Once we have a “map” of responses to pixels that we know what their true classification is, we can apply it to the detection and segmentation of people on beaches. This step also corresponds to the AdaBoost algorithm, and whose result has been improved using a segmentation refinement algorithm, called a guided filter.

To get a better performance and not process areas of the image that are known to be non-sand, masks are defined with the regions in which to apply the algorithm. The result is the one shown in the following figure:

Hondartza software was developed prior to the explosion of Deep Learning and convolutional neural networks, and during this time it has been generating valuable information on the use of beaches. In the future, it is planned to incorporate convolutional network technology into the algorithm that allows the extraction of additional and more accurate information from the coastal environment.

The Environmental Directorate of the Provincial Council of Gipuzkoa has developed a videometry network that applies the KostaSystem technology and that covers 10 sandy areas throughout the territory (Ondarbeltz, Deba, Saturraran, Itzurun, Santiago, Gaztetape, Malkorbe, Antilla, Zarautz and Hondarribia). The Gipuzkoa Provincial Council has signed an agreement with AZTI to exploit the information on the network. The type of information provided by these videometry systems is useful to know the capacity and increase safety for the bath and in general improve the management of the uses that occur on the beaches, generating useful information for the people. Likewise, on a broader time scale, they provide information on the processes that govern coastal dynamics, with a high value at the level of scientific knowledge that supports the management of the sand.

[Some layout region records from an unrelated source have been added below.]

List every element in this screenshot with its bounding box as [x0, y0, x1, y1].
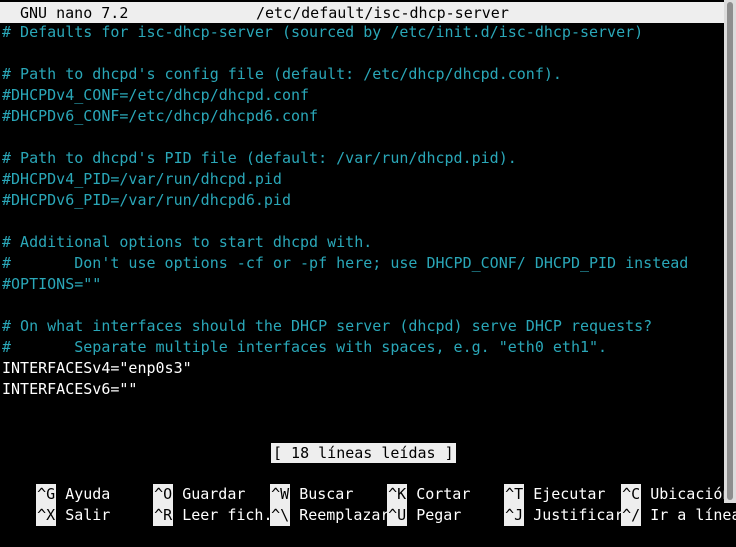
editor-line[interactable]: #OPTIONS="": [2, 274, 101, 295]
shortcut-key: ^U: [387, 505, 408, 526]
shortcut-help[interactable]: ^G Ayuda: [0, 463, 110, 505]
editor-line[interactable]: # On what interfaces should the DHCP ser…: [2, 316, 652, 337]
shortcut-key: ^R: [153, 505, 174, 526]
shortcut-label: Ir a línea: [650, 506, 736, 524]
shortcut-search[interactable]: ^W Buscar: [234, 463, 353, 505]
shortcut-key: ^X: [36, 505, 57, 526]
status-message: [ 18 líneas leídas ]: [271, 443, 456, 463]
shortcut-label: Pegar: [416, 506, 462, 524]
editor-line[interactable]: # Additional options to start dhcpd with…: [2, 232, 372, 253]
shortcut-paste[interactable]: ^U Pegar: [351, 484, 461, 526]
shortcut-save[interactable]: ^O Guardar: [117, 463, 245, 505]
editor-line[interactable]: # Don't use options -cf or -pf here; use…: [2, 253, 688, 274]
editor-line[interactable]: #DHCPDv6_CONF=/etc/dhcp/dhcpd6.conf: [2, 106, 318, 127]
shortcut-exit[interactable]: ^X Salir: [0, 484, 110, 526]
scrollbar-thumb[interactable]: [727, 2, 733, 500]
editor-line[interactable]: #DHCPDv6_PID=/var/run/dhcpd6.pid: [2, 190, 291, 211]
editor-line[interactable]: # Path to dhcpd's PID file (default: /va…: [2, 148, 517, 169]
shortcut-key: ^\: [270, 505, 291, 526]
file-path: /etc/default/isc-dhcp-server: [256, 4, 509, 22]
editor-name: GNU nano 7.2: [20, 4, 129, 22]
editor-line[interactable]: # Defaults for isc-dhcp-server (sourced …: [2, 22, 643, 43]
title-bar: GNU nano 7.2 /etc/default/isc-dhcp-serve…: [0, 2, 724, 23]
editor-line[interactable]: INTERFACESv6="": [2, 379, 137, 400]
shortcut-go-to-line[interactable]: ^/ Ir a línea: [585, 484, 736, 526]
shortcut-location[interactable]: ^C Ubicación: [585, 463, 731, 505]
shortcut-key: ^/: [621, 505, 642, 526]
shortcut-label: Salir: [65, 506, 111, 524]
editor-line[interactable]: # Separate multiple interfaces with spac…: [2, 337, 607, 358]
editor-line[interactable]: # Path to dhcpd's config file (default: …: [2, 64, 562, 85]
terminal-screen[interactable]: GNU nano 7.2 /etc/default/isc-dhcp-serve…: [0, 0, 736, 526]
editor-line[interactable]: #DHCPDv4_CONF=/etc/dhcp/dhcpd.conf: [2, 85, 309, 106]
shortcut-cut[interactable]: ^K Cortar: [351, 463, 470, 505]
shortcut-key: ^J: [504, 505, 525, 526]
vertical-scrollbar[interactable]: [724, 0, 736, 503]
editor-line[interactable]: INTERFACESv4="enp0s3": [2, 358, 192, 379]
editor-line[interactable]: #DHCPDv4_PID=/var/run/dhcpd.pid: [2, 169, 282, 190]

Due to the current health crisis caused by the COVID-19, coastal municipalities, as managers of the use of the sand in their municipalities, have the need to regulate access and limit the density of use of their beaches in based on the minimum social distance recommended by the competent authorities. The Provincial Council of Gipuzkoa, in order to make available to the public the best possible information regarding the enjoyment of the beaches during the summer season in a responsible and safe manner, contacted AZTI to use all these tools and infrastructure available to know in a simple way the density of occupation of the beaches in real time.

In this context, it has been decided to design a system that automatically and continuously applies the occupancy calculation algorithms on the beaches of the Gipuzkoa coastline and displays it through a mobile application. For this, an information exchange structure has been set up in which the images of the beaches with their configuration files and data to be displayed are stored, an application has been developed, that executes the occupation algorithm at defined intervals and that generates cuts of the images and additional information for a mobile application, NIK HONDARTZAK, developed by TOKITEK, to share all this information with the users. The following figure shows a brief description of the process.

This application is an example of how Computer Vision is applied to our daily life and helps to find solutions to the challenges that are presented to us. It is also clear that the collaboration between Technological Centers and Administrations benefits the entire society.